Descolou para o bem e para o
mal, aliás.
Para o bem: a recuperação da
economia global é "frágil", na
definição do francês Dominique Strauss-Kahn, o diretor-gerente do Fundo Monetário
Internacional, que não foi contestado por nenhum dos demais debatedores.
A recuperação do Brasil não
pode ser chamada de frágil nem
pelo mais feroz oposicionista,
ainda mais se o Banco Central
acertar a previsão de crescimento de 5,8% neste ano, que
seria o segundo maior dos anos
Lula (em 2007, alta foi de 6,1%).
No capítulo "recuperação", o
Brasil cola apenas nos emergentes, se for correto o acrônimo inventado por Moisés
Naïm, editor da revista "Foreign Policy", um tal LUV (que,
em inglês, se pronuncia mais
ou menos como "love", amor).
O L é o formato da recuperação mais lenta da Europa; o U, o
mergulho profundo dos Estados Unidos que ficou em um
vale mais tempo e está subindo
agora; já o V é o formato de queda e logo subida dos emergentes da Ásia (os únicos citados
por Strauss-Kahn, embora se
aplique também ao Brasil).
Para o bem, item dois: o estágio atual da economia no mundo rico foi descrito por Lawrence Summers, o chefe dos assessores econômicos da Casa
Branca, como de "recuperação
estrutural e recessão humana".
Refere-se, como é óbvio, ao
desemprego que explodiu no
mundo desenvolvido. Nos
EUA, 20% das pessoas entre 25
e 44 anos não estão trabalhando, um número cruel e que pode ser estrutural, ou seja, manter-se ou até subir nos próximos meses, teme Summers.
O Brasil, diferentemente,
criou emprego em 2009, depois
da queda no duro trimestre final de 2008.

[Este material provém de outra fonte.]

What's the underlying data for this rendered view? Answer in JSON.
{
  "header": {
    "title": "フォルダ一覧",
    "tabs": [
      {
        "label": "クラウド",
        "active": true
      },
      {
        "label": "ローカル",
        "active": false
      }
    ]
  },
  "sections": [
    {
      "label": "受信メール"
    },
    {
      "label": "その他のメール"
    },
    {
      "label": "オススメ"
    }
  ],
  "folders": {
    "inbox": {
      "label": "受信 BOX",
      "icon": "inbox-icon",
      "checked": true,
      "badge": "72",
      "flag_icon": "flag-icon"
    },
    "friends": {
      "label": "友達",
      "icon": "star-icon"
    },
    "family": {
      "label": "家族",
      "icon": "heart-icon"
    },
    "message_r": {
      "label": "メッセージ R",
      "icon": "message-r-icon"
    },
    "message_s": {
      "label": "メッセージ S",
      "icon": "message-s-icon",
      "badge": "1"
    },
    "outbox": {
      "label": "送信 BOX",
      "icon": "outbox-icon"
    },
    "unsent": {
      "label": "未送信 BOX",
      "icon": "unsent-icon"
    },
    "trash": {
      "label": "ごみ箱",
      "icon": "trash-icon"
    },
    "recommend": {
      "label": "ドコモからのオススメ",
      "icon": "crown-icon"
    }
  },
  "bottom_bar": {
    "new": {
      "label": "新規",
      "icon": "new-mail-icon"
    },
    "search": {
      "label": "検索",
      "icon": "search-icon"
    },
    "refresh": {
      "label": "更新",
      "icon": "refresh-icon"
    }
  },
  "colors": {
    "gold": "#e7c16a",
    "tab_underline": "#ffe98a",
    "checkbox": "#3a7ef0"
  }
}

Mas há o descolamento para
o mal: tanto os grandes países
emergentes como algumas nações ricas estão anunciando ou
fazendo reformas estruturais,
com vistas ao que se está chamando de "novo modelo de
crescimento".
Mesmo um país como o Japão, em que a tradição pesa
muito mais que o ímpeto mudancista, diz que está caminhando para mudar a sua estrutura econômica, de forma a
baseá-la em alta tecnologia, informa Yoshito Sengoku, ministro de Política Nacional.
Montek Ahluwalia, vice-presidente da Comissão de Planejamento indiana e dos mais brilhantes pensadores da economia internacional, comentou
que a Índia está tratando de investir pesadamente em infraestrutura de modo a fazer a transição de um modelo de crescimento conduzido pelas exportações para outro em que a demanda doméstica seja dominante.
Comentário idêntico foi feito
para a China, por Zhu Min, vice-presidente do Banco do Povo (o BC local), que administra
portentosos US$ 2,5 trilhões
das reservas chinesas.
Até nos EUA, está em curso
uma mudança que não dá ainda
para saber se estrutural ou conjuntural, em que aumenta a
poupança, até porque era praticamente zero, e diminui por
decorrência o consumo.
Como o consumidor americano foi, nos anos pré-crise, a
grande locomotiva que ajudou
o período de prosperidade inédito conhecido pela economia
global, essa mudança impõe
por si só uma radical transformação no padrão de crescimento econômico do planeta.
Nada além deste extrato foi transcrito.